We have a ‘lakehouse’ set up in which the source data is brought into a staging schema, then history is tracked and stored in an ods schema on top of that using SCD type 2.
The tables I am now modelling for the warehouse side have many months of history already stored in this ods layer as SCD type 2. The changes are tracked across all columns in this ods layer.
However, for our dimensional data warehouse, only some of the columns in this table need to be tracked for changes to build an timestamped accumulating snapshot fact table.
dbt snapshotting capability seems to be solely for tracking changes which occur to SCD type 1 table (overwrite).
If I follow this rule, I would need to create the snapshot from our staging schema. The baseline snapshot would then be the most recent version of each row, and I would lose all of the accumulated history already stored in the ods.

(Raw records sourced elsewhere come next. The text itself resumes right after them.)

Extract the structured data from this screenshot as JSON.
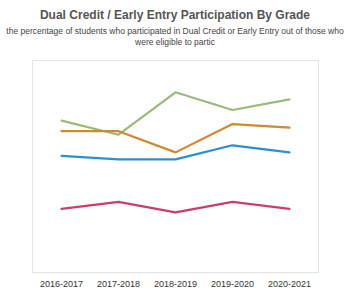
{
  "chart_data": {
    "type": "line",
    "title": "Dual Credit / Early Entry Participation By Grade",
    "subtitle": "the percentage of students who participated in Dual Credit or Early Entry out of those who were eligible to partic",
    "categories": [
      "2016-2017",
      "2017-2018",
      "2018-2019",
      "2019-2020",
      "2020-2021"
    ],
    "series": [
      {
        "color": "#9cb97c",
        "values": [
          43,
          39,
          51,
          46,
          49
        ]
      },
      {
        "color": "#d08a2e",
        "values": [
          40,
          40,
          34,
          42,
          41
        ]
      },
      {
        "color": "#2a8fd6",
        "values": [
          33,
          32,
          32,
          36,
          34
        ]
      },
      {
        "color": "#cc3d6e",
        "values": [
          18,
          20,
          17,
          20,
          18
        ]
      }
    ],
    "ylim": [
      0,
      60
    ],
    "tick_labels": "x",
    "grid": false
  }
}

Alternatively, I try to create an SCD type 2 table over the existing SCD type 2 table (ods schema), tracking against fewer columns using the dbt ‘check strategy’. There are then two issues to tackle:
- We need an initial load which re-constructs the SCD type 2 (but tracking changes over fewer columns) for all the existing history.
- dbt needs to be able to track changes which are loaded as new rows rather than overwrites.

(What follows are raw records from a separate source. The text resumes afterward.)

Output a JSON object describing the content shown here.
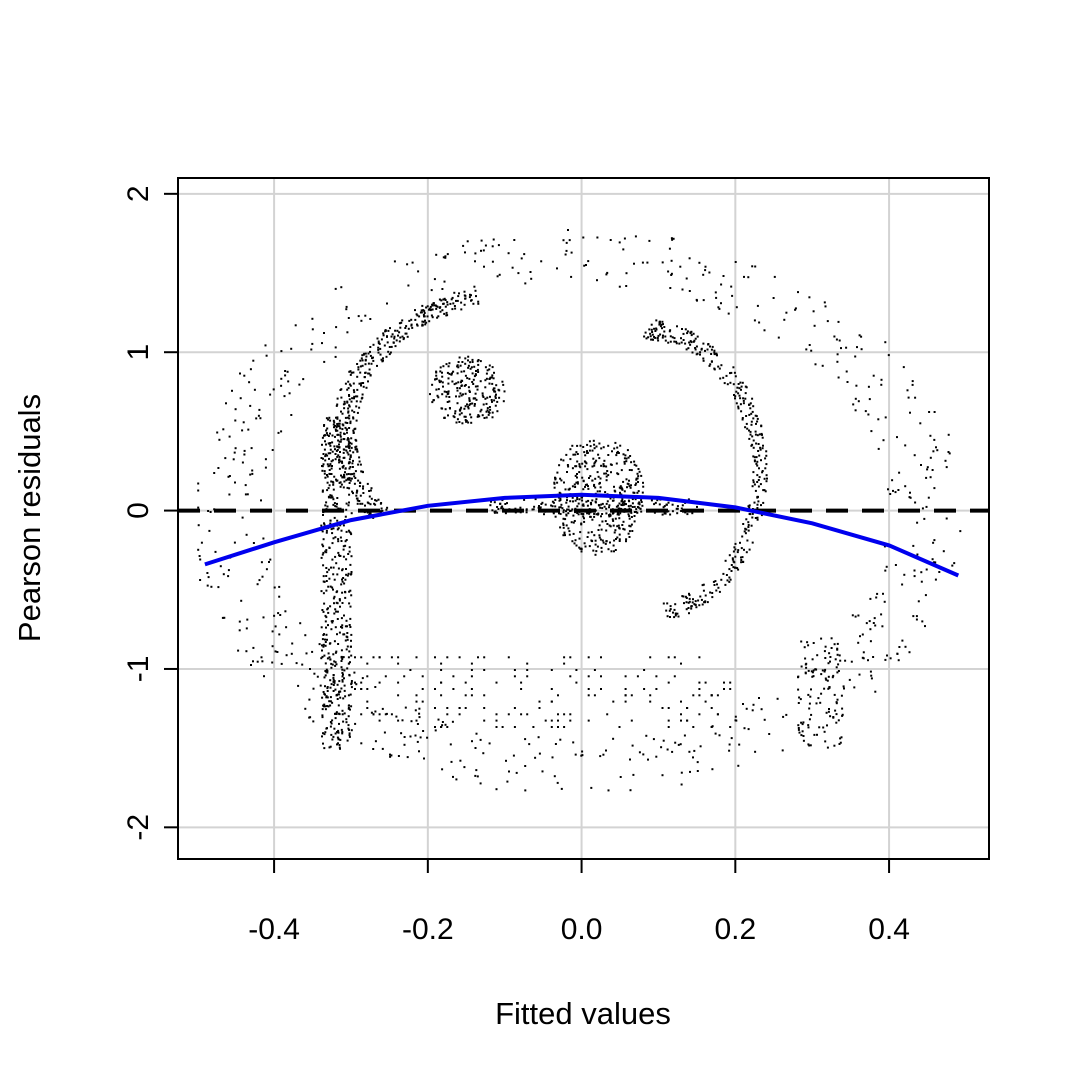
{
  "chart_data": {
    "type": "scatter",
    "title": "",
    "xlabel": "Fitted values",
    "ylabel": "Pearson residuals",
    "xlim": [
      -0.525,
      0.53
    ],
    "ylim": [
      -2.2,
      2.1
    ],
    "xticks": [
      -0.4,
      -0.2,
      0.0,
      0.2,
      0.4
    ],
    "xtick_labels": [
      "-0.4",
      "-0.2",
      "0.0",
      "0.2",
      "0.4"
    ],
    "yticks": [
      -2,
      -1,
      0,
      1,
      2
    ],
    "ytick_labels": [
      "-2",
      "-1",
      "0",
      "1",
      "2"
    ],
    "grid": true,
    "reference_line": {
      "y": 0,
      "style": "dashed",
      "color": "#000000"
    },
    "smooth_fit": {
      "color": "#0000ee",
      "x": [
        -0.49,
        -0.4,
        -0.3,
        -0.2,
        -0.1,
        0.0,
        0.1,
        0.2,
        0.3,
        0.4,
        0.49
      ],
      "y": [
        -0.34,
        -0.2,
        -0.06,
        0.03,
        0.08,
        0.1,
        0.08,
        0.02,
        -0.08,
        -0.22,
        -0.41
      ]
    },
    "point_color": "#000000",
    "points_description_shapes": {
      "outer_ring": {
        "cx": -0.01,
        "cy": 0.0,
        "rx": 0.4,
        "ry": 1.63
      },
      "c_arc": {
        "cx": -0.05,
        "cy": 0.5,
        "rx": 0.26,
        "ry": 0.92,
        "from_deg": 110,
        "to_deg": 215
      },
      "left_column": {
        "x0": -0.34,
        "x1": -0.3,
        "y0": -1.5,
        "y1": 0.6
      },
      "eye_blob": {
        "cx": -0.15,
        "cy": 0.76,
        "rx": 0.05,
        "ry": 0.22
      },
      "center_blob": {
        "cx": 0.02,
        "cy": 0.1,
        "rx": 0.06,
        "ry": 0.38
      },
      "right_arc": {
        "cx": 0.08,
        "cy": 0.25,
        "rx": 0.15,
        "ry": 0.9,
        "from_deg": -80,
        "to_deg": 90
      },
      "bottom_text_band": {
        "x0": -0.32,
        "x1": 0.2,
        "y0": -1.38,
        "y1": -0.9
      },
      "right_leg": {
        "x0": 0.28,
        "x1": 0.34,
        "y0": -1.5,
        "y1": -0.8
      }
    }
  }
}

Issue number (2) in particular I would expect dbt to have a solution for. It is not uncommon to have a source table which is incrementally loaded rather than type 1 updates. We have plenty of data sources which are event based xml, so each time a change is made the whole row is extracted and sent to us as xml. If dbt is unable to create SCD on this type of incrementally loaded source data, this is a serious limitation.
Has anyone found a solution to this?